What we learned through the process: First is discovering users’ values by collecting their usage records in order to transform the logics of 25,000 reports into about 1000 cube apps; Second is Kylin’s self-service system enabling end users to join the data game and to share, greatly reducing the expenses of developers; Third is building the data conformance bus on Hive to eliminate the vertical shaft data problem; Fourth is Rebuild Analytics layer by Apache Kylin system to make programs highly maintainable; Fifth is applying test-driven development method to refactor the calculation logic.
Two years later, the data warehouse has eventually evolved into a vibrant data ecosystem, where Hadoop gathers all structured data into the data lake and Kylin’s self-service system with our data service system continuously deliver the most valuable data to various apps. Appreciate Mr. Luke’s support to our project. Next, let Mr. Luke to introduce some ideas about enterprise intelligent data warehouse.
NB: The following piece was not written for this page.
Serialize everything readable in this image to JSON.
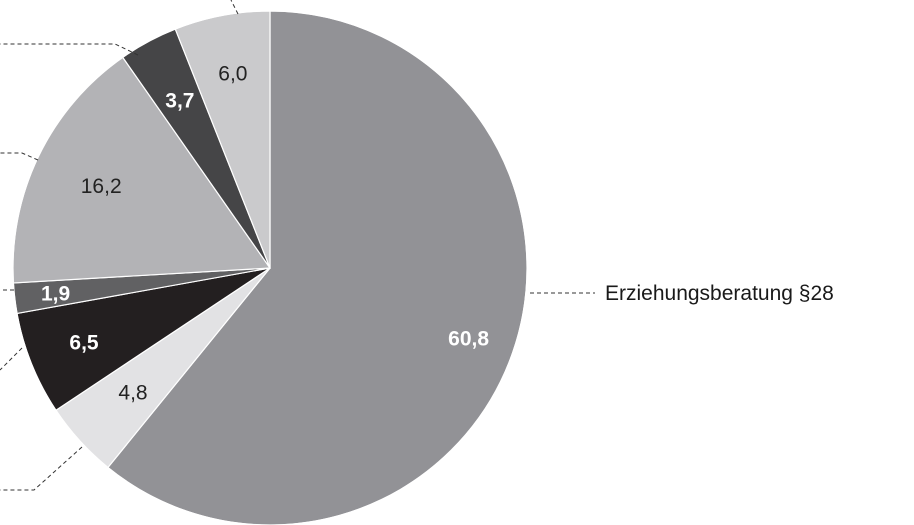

Two years later, the data warehouse has eventually evolved into a vibrant data ecosystem, where Hadoop gathers all structured data into the data lake and Kylin’s self-service system with our data service system continuously deliver the most valuable data to various apps. Appreciate Mr. Luke’s support to our project. Next, let Mr. Luke to introduce some ideas about enterprise intelligent data warehouse.
Two years later, the data warehouse has eventually evolved into a vibrant data ecosystem, where Hadoop gathers all structured data into the data lake and Kylin’s self-service system with our data service system continuously deliver the most valuable data to various apps. Appreciate Mr. Luke’s support to our project. Next, let Mr. Luke to introduce some ideas about enterprise intelligent data warehouse.